En conclusión, este estudio es una de los primeros en examinar la CPP después de una hepatectomía mayor para varias patologías quirúrgicas. La mayoría de los estudios con bajas CPP han examinado la ocurrencia de temas pulmonares después de hepatectomías de donantes vivos, o ciertas indicaciones como el carcinoma hepatocelular [11,12]. En esos estudios, las complicaciones pulmonares fueron marcadamente suprimidas entre poblaciones altamente selectivas de pacientes. Aunque el presente estudio fue capaz de replicar varios hallazgos de otros estudios y validarlos, estuvo limitado por el hecho de ser la experiencia de un único centro asistencial.

El sesgo de selección de pacientes por parte del cirujano, así como las decisiones específicas intraoperatorias y el manejo postoperatorio, no fueron uniformes entre los cirujanos. Además, no todos los casos de hepatectomía en la presente serie tuvieron una imagen radiográfica en el tórax, resultando en un potencial sesgo de selección. Podría ser necesario un estudio multicéntrico más grande para afirmar aún más esos hallazgos en los pacientes con hepatectomía. Asimismo, un ensayo más grande subsecuente podría posiblemente mostrar una relación de causalidad ente varios factores independientes de riesgo y las complicaciones pulmonares.
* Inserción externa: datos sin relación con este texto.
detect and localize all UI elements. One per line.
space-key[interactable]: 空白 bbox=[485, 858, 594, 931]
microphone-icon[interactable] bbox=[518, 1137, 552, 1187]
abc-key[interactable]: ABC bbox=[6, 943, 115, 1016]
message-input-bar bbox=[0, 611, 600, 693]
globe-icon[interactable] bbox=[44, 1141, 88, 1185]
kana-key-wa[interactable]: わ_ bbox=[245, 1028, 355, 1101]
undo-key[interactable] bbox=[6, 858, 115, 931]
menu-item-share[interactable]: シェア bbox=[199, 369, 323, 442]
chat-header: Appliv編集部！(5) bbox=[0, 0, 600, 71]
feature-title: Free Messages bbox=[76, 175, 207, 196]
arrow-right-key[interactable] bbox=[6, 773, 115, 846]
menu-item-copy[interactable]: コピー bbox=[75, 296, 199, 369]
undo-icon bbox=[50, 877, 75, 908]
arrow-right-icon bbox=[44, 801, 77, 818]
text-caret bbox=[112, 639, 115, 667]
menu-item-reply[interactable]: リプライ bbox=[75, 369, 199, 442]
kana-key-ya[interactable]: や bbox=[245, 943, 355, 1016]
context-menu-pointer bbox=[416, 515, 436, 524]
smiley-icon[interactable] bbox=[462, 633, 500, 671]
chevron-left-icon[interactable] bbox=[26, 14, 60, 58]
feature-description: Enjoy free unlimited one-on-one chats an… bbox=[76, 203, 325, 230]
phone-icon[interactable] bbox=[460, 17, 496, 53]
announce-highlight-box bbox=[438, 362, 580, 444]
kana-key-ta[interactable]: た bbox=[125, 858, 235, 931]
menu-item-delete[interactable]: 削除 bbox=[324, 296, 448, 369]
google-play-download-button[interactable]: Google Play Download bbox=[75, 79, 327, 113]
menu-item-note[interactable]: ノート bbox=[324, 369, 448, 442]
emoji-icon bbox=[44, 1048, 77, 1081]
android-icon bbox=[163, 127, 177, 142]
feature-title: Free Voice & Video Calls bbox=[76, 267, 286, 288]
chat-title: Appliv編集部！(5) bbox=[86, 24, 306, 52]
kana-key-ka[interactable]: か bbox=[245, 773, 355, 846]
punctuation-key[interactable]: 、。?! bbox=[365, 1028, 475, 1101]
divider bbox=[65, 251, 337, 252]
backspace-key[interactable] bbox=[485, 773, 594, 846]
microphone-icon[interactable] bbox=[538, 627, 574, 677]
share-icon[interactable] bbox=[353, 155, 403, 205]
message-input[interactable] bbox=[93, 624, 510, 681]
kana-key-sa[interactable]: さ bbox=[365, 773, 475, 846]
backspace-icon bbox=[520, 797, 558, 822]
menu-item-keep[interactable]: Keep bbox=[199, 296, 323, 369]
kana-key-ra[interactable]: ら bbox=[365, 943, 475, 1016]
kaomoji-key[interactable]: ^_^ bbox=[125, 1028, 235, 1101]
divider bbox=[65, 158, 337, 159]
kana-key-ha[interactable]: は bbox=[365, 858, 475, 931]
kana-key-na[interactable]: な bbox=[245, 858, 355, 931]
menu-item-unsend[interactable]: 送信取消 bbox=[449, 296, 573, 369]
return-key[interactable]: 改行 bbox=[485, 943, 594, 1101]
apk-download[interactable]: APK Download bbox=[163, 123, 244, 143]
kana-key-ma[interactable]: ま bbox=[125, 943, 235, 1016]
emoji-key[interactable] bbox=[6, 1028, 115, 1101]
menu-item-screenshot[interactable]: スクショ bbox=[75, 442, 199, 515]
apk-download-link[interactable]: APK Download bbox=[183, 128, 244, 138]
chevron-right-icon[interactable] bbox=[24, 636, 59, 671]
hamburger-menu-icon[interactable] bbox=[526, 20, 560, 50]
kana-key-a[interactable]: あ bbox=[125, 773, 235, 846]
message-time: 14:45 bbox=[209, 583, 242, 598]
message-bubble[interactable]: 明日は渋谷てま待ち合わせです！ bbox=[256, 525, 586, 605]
Teniendo en cuenta el estado financiero actual de la atención médica centrado en la calidad de los resultados y la eficiencia, este estudio proporcionó información sobre qué factores modificables de riesgo podrían abordarse (por ej., el estatus de mala nutrición), y los signos de morbilidad pulmonar grave inminente después de la hepatectomía, para ayudar a mejorar los resultados postoperatorios y reducir la morbilidad general.